There is mistrust in the entire political system including the hullabaloo on the voters’ register. That is where the danger lies.

Getting ready

While the political parties are getting ready for the polls next year, political actors must play their part to douse any raging flames and tension.

In line with this, other key actors including the Electoral Commission, National Commission for Civic Education, security services, civil society organisations, the traditional authorities, religious bodies, labour unions, academia and the media must up their games to ensure an issue-based campaign, as well as an incident free, smooth and transparent polls.


The media plays a critical role in democratic governance because it has an added responsibility of fairly, objectively and equitably saturating society with adequate and timely information to equip the electorate in particular and Ghanaians in general to make informed choices and decisions.

With the quest to strengthen the country’s democracy, this column, which will appear fortnightly, beginning from today, will attempt to raise for scrutiny and discuss civic issues to inform, educate, caution, warn and alert the public (electorate), especially during the election period.

As an integral part of culture, politics deals with change and ways and means of attaining peace, services, development, freedom and justice as well as reconciliation and security for the community. Indeed, politics has to do with attaining political power and the use of this power to attain the common good for mankind.

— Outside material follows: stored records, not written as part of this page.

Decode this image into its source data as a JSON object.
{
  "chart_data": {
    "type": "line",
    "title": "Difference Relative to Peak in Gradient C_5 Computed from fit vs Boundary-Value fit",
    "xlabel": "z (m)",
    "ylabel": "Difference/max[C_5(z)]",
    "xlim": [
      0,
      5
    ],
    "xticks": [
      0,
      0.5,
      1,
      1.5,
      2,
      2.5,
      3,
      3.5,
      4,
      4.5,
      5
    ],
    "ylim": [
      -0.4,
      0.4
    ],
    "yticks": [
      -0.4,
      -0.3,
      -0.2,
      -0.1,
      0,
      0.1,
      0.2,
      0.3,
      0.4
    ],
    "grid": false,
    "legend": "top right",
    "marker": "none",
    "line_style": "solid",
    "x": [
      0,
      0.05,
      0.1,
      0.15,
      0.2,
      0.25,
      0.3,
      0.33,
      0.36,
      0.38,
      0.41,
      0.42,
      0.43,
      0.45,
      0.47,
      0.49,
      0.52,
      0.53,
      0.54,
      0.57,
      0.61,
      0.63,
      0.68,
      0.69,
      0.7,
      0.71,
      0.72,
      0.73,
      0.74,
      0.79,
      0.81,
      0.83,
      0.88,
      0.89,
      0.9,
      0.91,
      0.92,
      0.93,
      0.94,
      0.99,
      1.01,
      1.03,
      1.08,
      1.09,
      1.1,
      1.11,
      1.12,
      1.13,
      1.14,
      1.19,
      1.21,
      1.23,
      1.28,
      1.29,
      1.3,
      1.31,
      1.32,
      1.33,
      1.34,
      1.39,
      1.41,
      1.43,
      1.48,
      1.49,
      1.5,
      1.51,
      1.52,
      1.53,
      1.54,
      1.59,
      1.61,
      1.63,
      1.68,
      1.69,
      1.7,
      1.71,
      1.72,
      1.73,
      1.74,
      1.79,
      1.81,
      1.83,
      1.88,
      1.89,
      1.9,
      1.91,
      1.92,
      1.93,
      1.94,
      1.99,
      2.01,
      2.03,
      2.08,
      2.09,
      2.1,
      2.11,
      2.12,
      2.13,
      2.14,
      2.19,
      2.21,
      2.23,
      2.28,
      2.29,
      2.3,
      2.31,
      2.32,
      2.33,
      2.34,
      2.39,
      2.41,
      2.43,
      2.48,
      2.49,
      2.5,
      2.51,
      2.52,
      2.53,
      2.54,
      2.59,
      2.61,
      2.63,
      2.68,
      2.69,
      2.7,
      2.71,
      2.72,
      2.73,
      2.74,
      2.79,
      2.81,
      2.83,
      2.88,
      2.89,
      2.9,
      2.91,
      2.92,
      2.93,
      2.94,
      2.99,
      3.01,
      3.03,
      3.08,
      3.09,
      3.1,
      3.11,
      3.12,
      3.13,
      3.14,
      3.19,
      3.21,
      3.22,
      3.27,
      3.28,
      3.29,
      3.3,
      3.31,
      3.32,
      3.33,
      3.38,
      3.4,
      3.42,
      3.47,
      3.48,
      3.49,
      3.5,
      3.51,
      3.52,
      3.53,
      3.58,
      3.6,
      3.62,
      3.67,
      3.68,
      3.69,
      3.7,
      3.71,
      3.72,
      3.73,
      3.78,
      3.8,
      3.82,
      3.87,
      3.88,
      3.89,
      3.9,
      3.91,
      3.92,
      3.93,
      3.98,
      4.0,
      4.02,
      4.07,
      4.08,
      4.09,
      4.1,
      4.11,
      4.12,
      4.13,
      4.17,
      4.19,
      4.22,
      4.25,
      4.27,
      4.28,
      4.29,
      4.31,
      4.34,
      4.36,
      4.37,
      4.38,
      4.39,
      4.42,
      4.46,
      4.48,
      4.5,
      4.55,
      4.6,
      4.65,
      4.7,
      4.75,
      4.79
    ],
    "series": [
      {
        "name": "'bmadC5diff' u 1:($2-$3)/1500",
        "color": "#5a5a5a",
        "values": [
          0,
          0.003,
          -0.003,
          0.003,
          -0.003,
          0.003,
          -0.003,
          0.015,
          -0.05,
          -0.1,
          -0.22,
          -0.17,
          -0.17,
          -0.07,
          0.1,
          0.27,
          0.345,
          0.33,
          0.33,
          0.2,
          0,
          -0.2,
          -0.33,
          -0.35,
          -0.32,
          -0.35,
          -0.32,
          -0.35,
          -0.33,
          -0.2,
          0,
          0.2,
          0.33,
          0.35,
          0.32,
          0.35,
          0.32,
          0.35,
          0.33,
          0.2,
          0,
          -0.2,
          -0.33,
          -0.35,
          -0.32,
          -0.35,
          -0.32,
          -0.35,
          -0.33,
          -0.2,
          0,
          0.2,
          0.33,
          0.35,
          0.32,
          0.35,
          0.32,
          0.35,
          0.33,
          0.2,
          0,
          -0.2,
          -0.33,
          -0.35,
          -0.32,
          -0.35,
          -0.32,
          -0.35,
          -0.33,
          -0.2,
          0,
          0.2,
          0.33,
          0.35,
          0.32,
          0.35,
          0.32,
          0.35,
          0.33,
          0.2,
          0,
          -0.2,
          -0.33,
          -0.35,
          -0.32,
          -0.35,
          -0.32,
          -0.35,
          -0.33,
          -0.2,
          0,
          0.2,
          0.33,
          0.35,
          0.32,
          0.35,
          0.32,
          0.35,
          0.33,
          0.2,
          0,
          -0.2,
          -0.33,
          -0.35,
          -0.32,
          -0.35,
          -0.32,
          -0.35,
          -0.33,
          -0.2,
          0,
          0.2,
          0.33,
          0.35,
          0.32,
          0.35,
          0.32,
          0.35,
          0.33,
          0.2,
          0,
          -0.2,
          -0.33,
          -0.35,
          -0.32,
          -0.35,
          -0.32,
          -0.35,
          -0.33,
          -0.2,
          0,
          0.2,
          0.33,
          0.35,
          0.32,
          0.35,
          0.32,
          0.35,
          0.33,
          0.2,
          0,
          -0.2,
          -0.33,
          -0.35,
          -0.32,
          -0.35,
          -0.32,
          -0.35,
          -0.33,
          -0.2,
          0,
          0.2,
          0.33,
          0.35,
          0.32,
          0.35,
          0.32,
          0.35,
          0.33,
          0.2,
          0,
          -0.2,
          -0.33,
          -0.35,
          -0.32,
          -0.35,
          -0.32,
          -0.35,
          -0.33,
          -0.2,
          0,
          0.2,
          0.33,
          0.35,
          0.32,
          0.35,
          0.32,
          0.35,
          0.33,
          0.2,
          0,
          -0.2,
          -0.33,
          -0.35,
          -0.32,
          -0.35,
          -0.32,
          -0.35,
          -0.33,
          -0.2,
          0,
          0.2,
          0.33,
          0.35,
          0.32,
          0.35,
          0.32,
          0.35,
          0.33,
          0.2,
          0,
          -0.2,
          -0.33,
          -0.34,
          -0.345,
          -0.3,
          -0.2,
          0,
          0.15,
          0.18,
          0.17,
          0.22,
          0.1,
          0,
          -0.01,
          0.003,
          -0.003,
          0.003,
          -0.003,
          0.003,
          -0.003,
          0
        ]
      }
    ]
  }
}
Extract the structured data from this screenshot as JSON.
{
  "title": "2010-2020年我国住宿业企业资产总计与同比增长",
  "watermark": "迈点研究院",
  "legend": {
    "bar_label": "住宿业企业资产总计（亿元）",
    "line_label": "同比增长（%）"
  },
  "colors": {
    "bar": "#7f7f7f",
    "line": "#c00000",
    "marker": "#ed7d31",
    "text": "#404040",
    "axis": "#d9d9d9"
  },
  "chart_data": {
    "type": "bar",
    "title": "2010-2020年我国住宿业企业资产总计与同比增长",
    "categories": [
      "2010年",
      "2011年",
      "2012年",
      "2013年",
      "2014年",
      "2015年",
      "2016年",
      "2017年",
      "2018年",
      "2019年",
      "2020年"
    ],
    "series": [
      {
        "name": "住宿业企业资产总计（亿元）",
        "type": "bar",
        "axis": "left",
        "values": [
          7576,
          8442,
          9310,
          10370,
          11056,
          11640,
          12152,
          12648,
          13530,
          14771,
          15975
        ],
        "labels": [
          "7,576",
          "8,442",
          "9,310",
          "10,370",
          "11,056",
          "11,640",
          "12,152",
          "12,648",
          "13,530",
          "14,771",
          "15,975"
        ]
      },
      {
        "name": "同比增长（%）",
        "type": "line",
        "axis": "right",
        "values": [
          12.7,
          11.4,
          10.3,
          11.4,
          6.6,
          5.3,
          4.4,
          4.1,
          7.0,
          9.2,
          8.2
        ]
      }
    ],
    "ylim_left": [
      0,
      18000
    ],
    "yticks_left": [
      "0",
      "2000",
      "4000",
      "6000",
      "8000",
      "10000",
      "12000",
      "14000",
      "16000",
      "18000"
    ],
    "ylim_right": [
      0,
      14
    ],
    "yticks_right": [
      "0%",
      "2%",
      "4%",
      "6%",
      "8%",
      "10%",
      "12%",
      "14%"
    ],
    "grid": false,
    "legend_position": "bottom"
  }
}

This column will, therefore, discuss among other things issues on the role and characteristics of political parties in Ghana’s democratic dispensation, citizens’ rights and obligations on why we vote and what we vote for, whether politicians are meeting our expectations, party manifestoes and accountable governance, dangers of intolerance, tolerance promotion and education, human rights and freedoms as a people in search of new levels of growth, District Level Elections and key determinants of national development.

The column will further attempt to share contributions from opposing ideas, if any, to the general reading public all with the view to consolidating the growth of the country’s fledgeling democracy.

In so doing, it is the expectation that political awareness and consciousness will be created and enhanced to reinforce responsible citizenry and active participation of the Ghanaian in the governance system.

It is also intended in this column to help the electorate to understand various governance issues at stake to make informed choices and decisions, to ensure that the right leadership is attained for good governance and the steady growth of democracy in Ghana. God Bless.